On the other hand, any violence by Pakistani Muslims in Britain is subsumed under the head “South Asian”, making it sound as if anyone from India, Pakistan, Bangladesh, or even Nepal and Sri Lanka, could be involved.

One man who broke the mould was Sajid Javid.

In December 2018, Javid, British Home Secretary in the Theresa May government, was criticised for specifically naming Pakistani gangs for the scandal involving the “grooming” (a sanitised term for rape and abuse) of underage girls.


The Guardian quotes him as saying: “Any normal person looking at the recent conviction of gangs that abuse children would have noticed that a vast majority are from Pakistani heritage and we cannot ignore that. If you do ignore that, if you sit in a position of power like me and you ignore that, what you actually end up doing is fuelling the voices of extremism that are out there, that will prey on that.”

Even here, Pakistani is short-hand for Muslim, for ethnically there is not much difference between Pakistanis and Indians.

As the only country with a largest concentration of Hindus in the world, it is India’s duty to not only defend “Indian” interests in general, but Hindu interests anywhere, if they are threatened.

In the past we have been busy defending Palestinian rights, we have occasionally talked about Baloch rights, we have even murmured a few words about the Chinese treatment of Muslims, but we have not uttered anything significant about defending Hindu rights, either in India or abroad.

The Citizenship Amendment Act (CAA), passed in 2019 but now held in suspension due to political pusillanimity, was intended to be the first move to defend Hindu rights in the sub-continent.

But Muslim and “secular” protests against this humanitarian law to give fast-track citizenship to Bangladesh’s persecuted minorities effectively spiked it.

If Muslims have a veto even in supposedly Hindu-majority India, what hope do Hindus have that their rights will be protected anywhere?

Especially given the global efforts to delegitimise Hindutva by setting it against Hinduism, and further to delegitimise Hinduism itself by setting one caste or one group against another?

This is a key theme in Rajiv Malhotra’s new book, Snakes in the Ganga: Breaking India 2.0.

He says that Harvard’s intellectual capacity is being harnessed to damage India, which is really not very different from harming Hinduism itself.

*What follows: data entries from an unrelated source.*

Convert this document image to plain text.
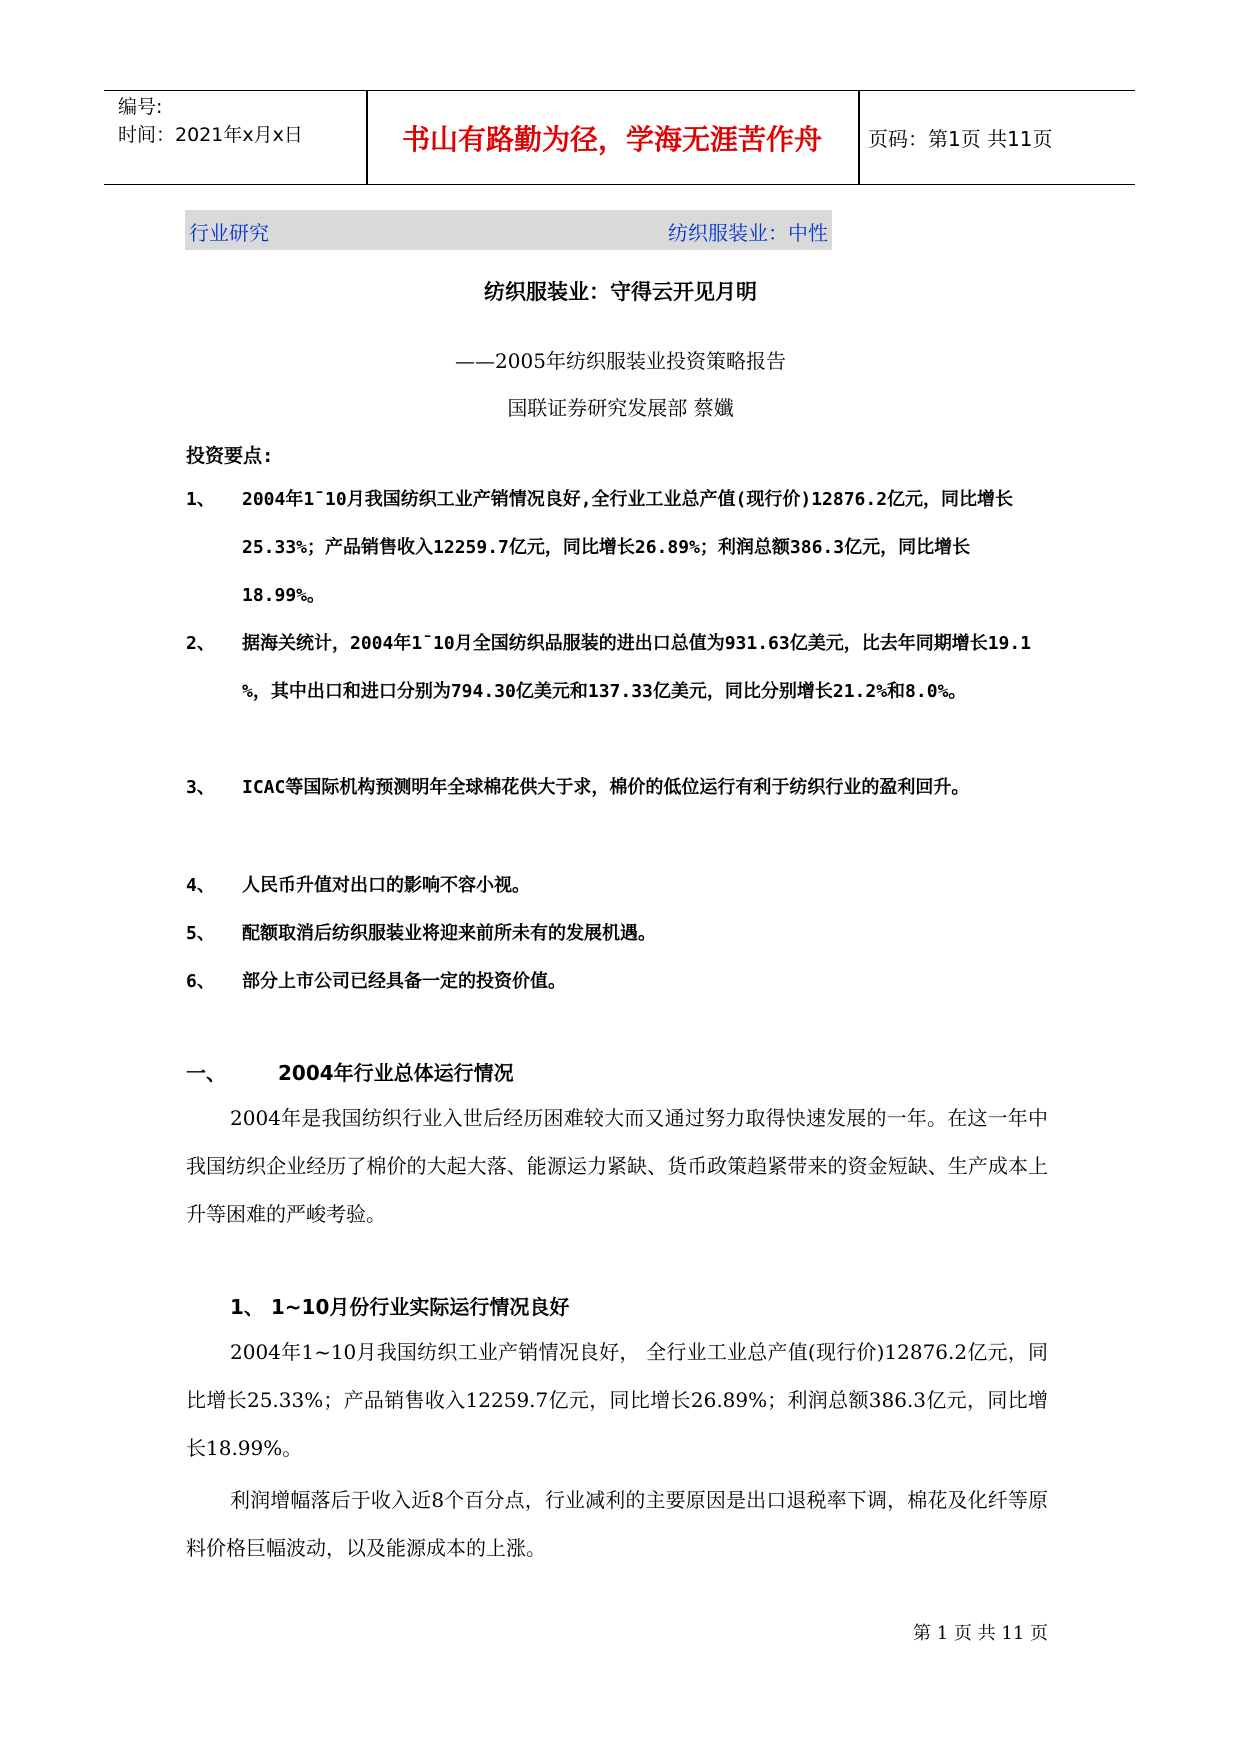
编号:
时间：2021年x月x日	书山有路勤为径，学海无涯苦作舟	页码：第1页 共11页
行业研究	纺织服装业：中性
纺织服装业：守得云开见月明
——2005年纺织服装业投资策略报告
国联证券研究发展部 蔡孅
投资要点:
1、 2004年1¯10月我国纺织工业产销情况良好,全行业工业总产值(现行价)12876.2亿元，同比增长25.33%；产品销售收入12259.7亿元，同比增长26.89%；利润总额386.3亿元，同比增长18.99%。
2、 据海关统计，2004年1¯10月全国纺织品服装的进出口总值为931.63亿美元，比去年同期增长19.1 %，其中出口和进口分别为794.30亿美元和137.33亿美元，同比分别增长21.2%和8.0%。
3、 ICAC等国际机构预测明年全球棉花供大于求，棉价的低位运行有利于纺织行业的盈利回升。
4、 人民币升值对出口的影响不容小视。
5、 配额取消后纺织服装业将迎来前所未有的发展机遇。
6、 部分上市公司已经具备一定的投资价值。
一、	2004年行业总体运行情况
2004年是我国纺织行业入世后经历困难较大而又通过努力取得快速发展的一年。在这一年中我国纺织企业经历了棉价的大起大落、能源运力紧缺、货币政策趋紧带来的资金短缺、生产成本上升等困难的严峻考验。
1、 1~10月份行业实际运行情况良好
2004年1~10月我国纺织工业产销情况良好， 全行业工业总产值(现行价)12876.2亿元，同比增长25.33%；产品销售收入12259.7亿元，同比增长26.89%；利润总额386.3亿元，同比增长18.99%。
利润增幅落后于收入近8个百分点，行业减利的主要原因是出口退税率下调，棉花及化纤等原料价格巨幅波动，以及能源成本的上涨。
第 1 页 共 11 页
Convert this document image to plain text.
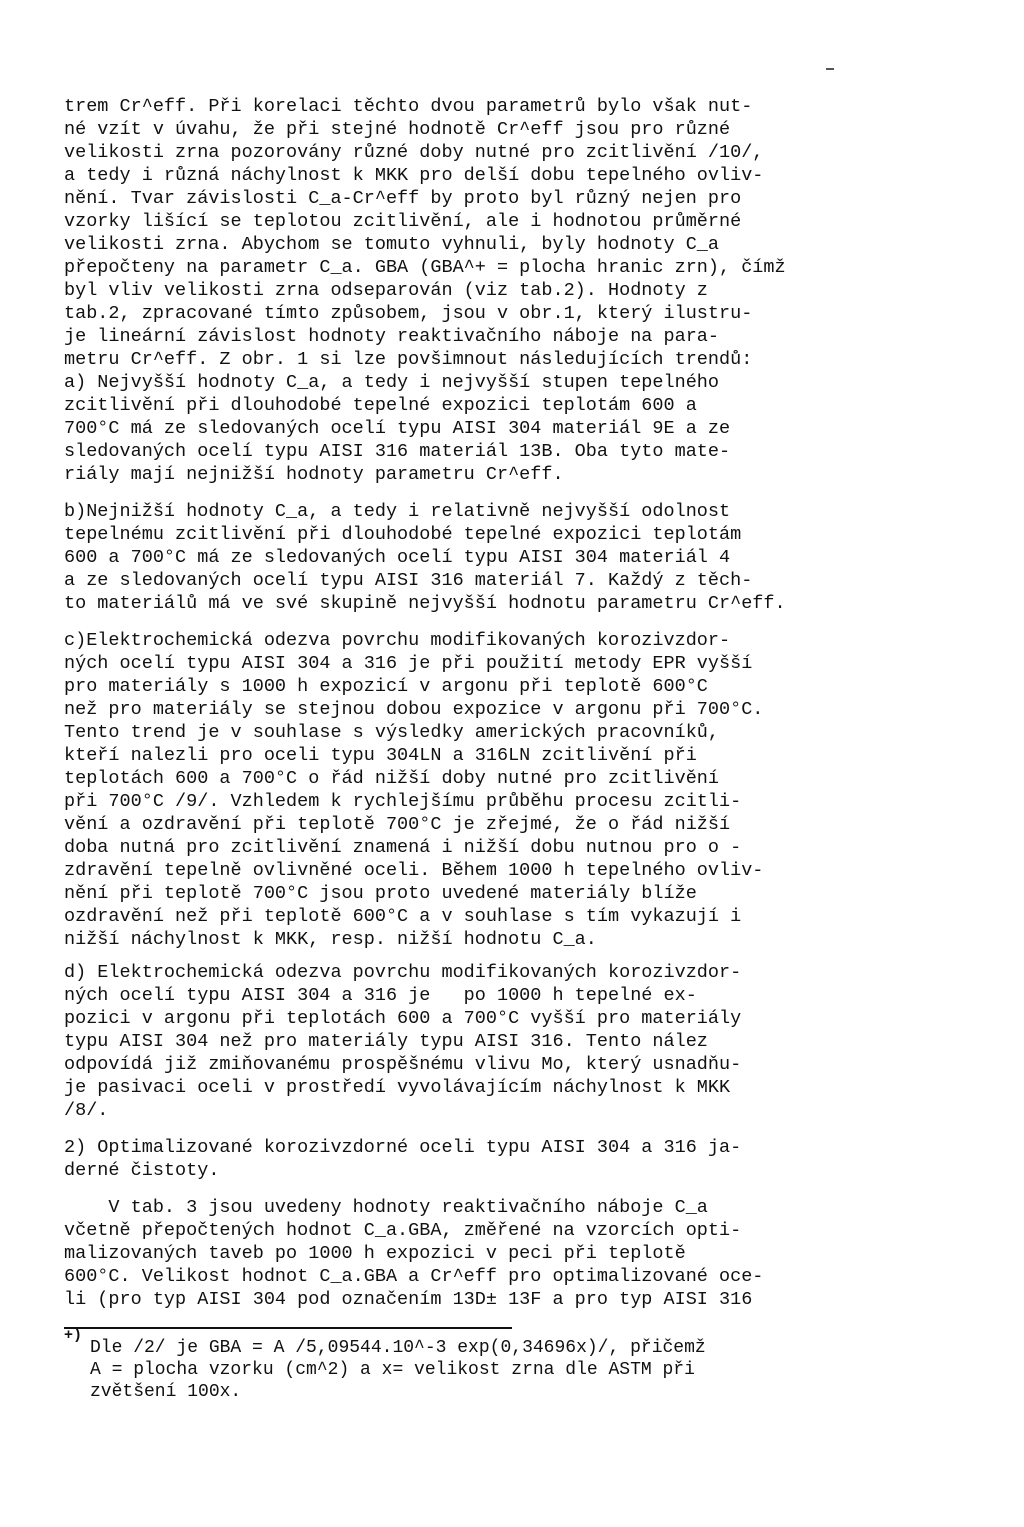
trem Cr^eff. Při korelaci těchto dvou parametrů bylo však nut-
né vzít v úvahu, že při stejné hodnotě Cr^eff jsou pro různé
velikosti zrna pozorovány různé doby nutné pro zcitlivění /10/,
a tedy i různá náchylnost k MKK pro delší dobu tepelného ovliv-
nění. Tvar závislosti C_a-Cr^eff by proto byl různý nejen pro
vzorky lišící se teplotou zcitlivění, ale i hodnotou průměrné
velikosti zrna. Abychom se tomuto vyhnuli, byly hodnoty C_a
přepočteny na parametr C_a. GBA (GBA^+ = plocha hranic zrn), čímž
byl vliv velikosti zrna odseparován (viz tab.2). Hodnoty z
tab.2, zpracované tímto způsobem, jsou v obr.1, který ilustru-
je lineární závislost hodnoty reaktivačního náboje na para-
metru Cr^eff. Z obr. 1 si lze povšimnout následujících trendů:
a) Nejvyšší hodnoty C_a, a tedy i nejvyšší stupen tepelného
zcitlivění při dlouhodobé tepelné expozici teplotám 600 a
700°C má ze sledovaných ocelí typu AISI 304 materiál 9E a ze
sledovaných ocelí typu AISI 316 materiál 13B. Oba tyto mate-
riály mají nejnižší hodnoty parametru Cr^eff.

b)Nejnižší hodnoty C_a, a tedy i relativně nejvyšší odolnost
tepelnému zcitlivění při dlouhodobé tepelné expozici teplotám
600 a 700°C má ze sledovaných ocelí typu AISI 304 materiál 4
a ze sledovaných ocelí typu AISI 316 materiál 7. Každý z těch-
to materiálů má ve své skupině nejvyšší hodnotu parametru Cr^eff.

c)Elektrochemická odezva povrchu modifikovaných korozivzdor-
ných ocelí typu AISI 304 a 316 je při použití metody EPR vyšší
pro materiály s 1000 h expozicí v argonu při teplotě 600°C
než pro materiály se stejnou dobou expozice v argonu při 700°C.
Tento trend je v souhlase s výsledky amerických pracovníků,
kteří nalezli pro oceli typu 304LN a 316LN zcitlivění při
teplotách 600 a 700°C o řád nižší doby nutné pro zcitlivění
při 700°C /9/. Vzhledem k rychlejšímu průběhu procesu zcitli-
vění a ozdravění při teplotě 700°C je zřejmé, že o řád nižší
doba nutná pro zcitlivění znamená i nižší dobu nutnou pro o -
zdravění tepelně ovlivněné oceli. Během 1000 h tepelného ovliv-
nění při teplotě 700°C jsou proto uvedené materiály blíže
ozdravění než při teplotě 600°C a v souhlase s tím vykazují i
nižší náchylnost k MKK, resp. nižší hodnotu C_a.

d) Elektrochemická odezva povrchu modifikovaných korozivzdor-
ných ocelí typu AISI 304 a 316 je   po 1000 h tepelné ex-
pozici v argonu při teplotách 600 a 700°C vyšší pro materiály
typu AISI 304 než pro materiály typu AISI 316. Tento nález
odpovídá již zmiňovanému prospěšnému vlivu Mo, který usnadňu-
je pasivaci oceli v prostředí vyvolávajícím náchylnost k MKK
/8/.

2) Optimalizované korozivzdorné oceli typu AISI 304 a 316 ja-
derné čistoty.

V tab. 3 jsou uvedeny hodnoty reaktivačního náboje C_a
včetně přepočtených hodnot C_a.GBA, změřené na vzorcích opti-
malizovaných taveb po 1000 h expozici v peci při teplotě
600°C. Velikost hodnot C_a.GBA a Cr^eff pro optimalizované oce-
li (pro typ AISI 304 pod označením 13D± 13F a pro typ AISI 316

+)

Dle /2/ je GBA = A /5,09544.10^-3 exp(0,34696x)/, přičemž
A = plocha vzorku (cm^2) a x= velikost zrna dle ASTM při
zvětšení 100x.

The Modi government must take its defence of Hindu interests more seriously, and not dilute it by pretending that it has to defend only “Indian” interests.

If Hinduism is harmed, India is harmed; if India is harmed, Hinduism will also be harmed.

What defines India’s core civilisational construct is Hinduism, which includes its co-evolved sister religions, Buddhism, Jainism and Sikhism.

It’s as simple as that. Attacking Hindutva is nothing but an excuse to attack Hinduism itself.